The small cargo and passenger steamship Per Brahe was built at Motala Verkstad and commissioned in June 1857. She had cost the client 90,000 riksdaler to build – nearly half a million euros in today’s money. She spent many years sailing Stockholm-Jönköping and Jönköping-Visingsö-Gränna. In 1914 the ship was purchased by Ångfartyg AB Göta Kanal.
Deep: 32 meters
Length: 35 meters
Width: 9.7 meters
Ship type: Cargo and passenger steamship
On 19 November 1918, Per Brahe was in Jönköping where she was loaded with sewing machines, iron stoves and other items. A huge number of barrels of fruit puree were stowed on deck. When the ship arrived in Gränna the same evening, additional cargo was taken on board.

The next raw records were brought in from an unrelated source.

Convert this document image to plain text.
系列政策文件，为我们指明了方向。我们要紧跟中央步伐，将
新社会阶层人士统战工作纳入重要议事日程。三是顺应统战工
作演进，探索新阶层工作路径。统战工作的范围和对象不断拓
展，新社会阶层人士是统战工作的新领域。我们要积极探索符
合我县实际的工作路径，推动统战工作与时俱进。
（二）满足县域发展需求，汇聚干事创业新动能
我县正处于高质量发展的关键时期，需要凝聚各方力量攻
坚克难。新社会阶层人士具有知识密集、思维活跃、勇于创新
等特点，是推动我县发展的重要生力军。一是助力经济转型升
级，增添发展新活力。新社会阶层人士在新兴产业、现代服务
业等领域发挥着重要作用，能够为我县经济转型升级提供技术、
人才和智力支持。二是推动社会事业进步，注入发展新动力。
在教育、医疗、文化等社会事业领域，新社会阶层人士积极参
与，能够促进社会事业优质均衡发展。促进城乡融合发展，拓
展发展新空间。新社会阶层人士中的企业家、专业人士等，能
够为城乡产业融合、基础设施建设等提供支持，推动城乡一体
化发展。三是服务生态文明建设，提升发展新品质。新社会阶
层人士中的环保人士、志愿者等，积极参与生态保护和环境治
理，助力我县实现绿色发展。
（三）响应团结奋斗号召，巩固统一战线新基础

In total, the steamer now had 34 tonnes in its cargo hold and 47 tonnes on deck, but the deck load was not properly lashed. Eight passengers were to board in Gränna, including the artist John Bauer, his wife Ester and their three-year-old son Bengt.
When Per Brahe departed Gränna at 23.00, she set course for Hästholmen harbour, where she was to arrive two hours later. When she did not arrive at the appointed time, it was believed in Hästholmen that she had remained in Gränna because of the bad weather.

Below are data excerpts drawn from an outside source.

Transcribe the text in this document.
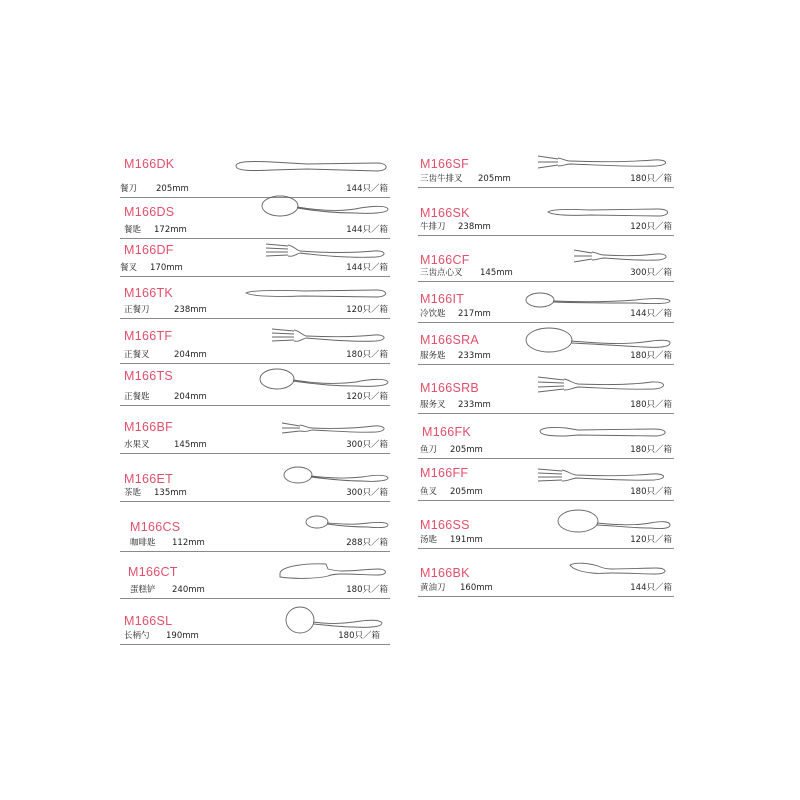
M166DK
餐刀 205mm	144只／箱
M166DS
餐匙 172mm	144只／箱
M166DF
餐叉 170mm	144只／箱
M166TK
正餐刀	238mm	120只／箱
M166TF
正餐叉	204mm	180只／箱
M166TS
正餐匙	204mm	120只／箱
M166BF
水果叉	145mm	300只／箱
M166ET
茶匙 135mm	300只／箱
M166CS
咖啡匙 112mm	288只／箱
M166CT
蛋糕铲 240mm	180只／箱
M166SL
长柄勺 190mm	180只／箱
M166SF
三齿牛排叉 205mm	180只／箱
M166SK
牛排刀 238mm	120只／箱
M166CF
三齿点心叉 145mm	300只／箱
M166IT
冷饮匙 217mm	144只／箱
M166SRA
服务匙 233mm	180只／箱
M166SRB
服务叉 233mm	180只／箱
M166FK
鱼刀 205mm	180只／箱
M166FF
鱼叉 205mm	180只／箱
M166SS
汤匙 191mm	120只／箱
M166BK
黄油刀 160mm	144只／箱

The next day a wide array of objects from the wreckage was found in the waters outside Hästholmen harbour, and people began to suspect that a serious accident had occurred. At the subsequent naval inquiry, the shipping company was completely acquitted of guilt, even though it was known that the Göta Canal ships were under pressure to meet tight timetables and took more cargo on board than they were built for.
The shipwreck was uncovered during dredging in November of that year, with divers discovering that it was on its right keel at a depth of 32 metres. In July 1922, the ship was salvaged. Divers had previously recovered the bodies found in and around the wreckage.
After repairs, the ship was put back into service under the name Östergyllen. After a series of changes in ownership and names, she finally ended up in Finland, under the name Åland II, where she was scrapped in 1959.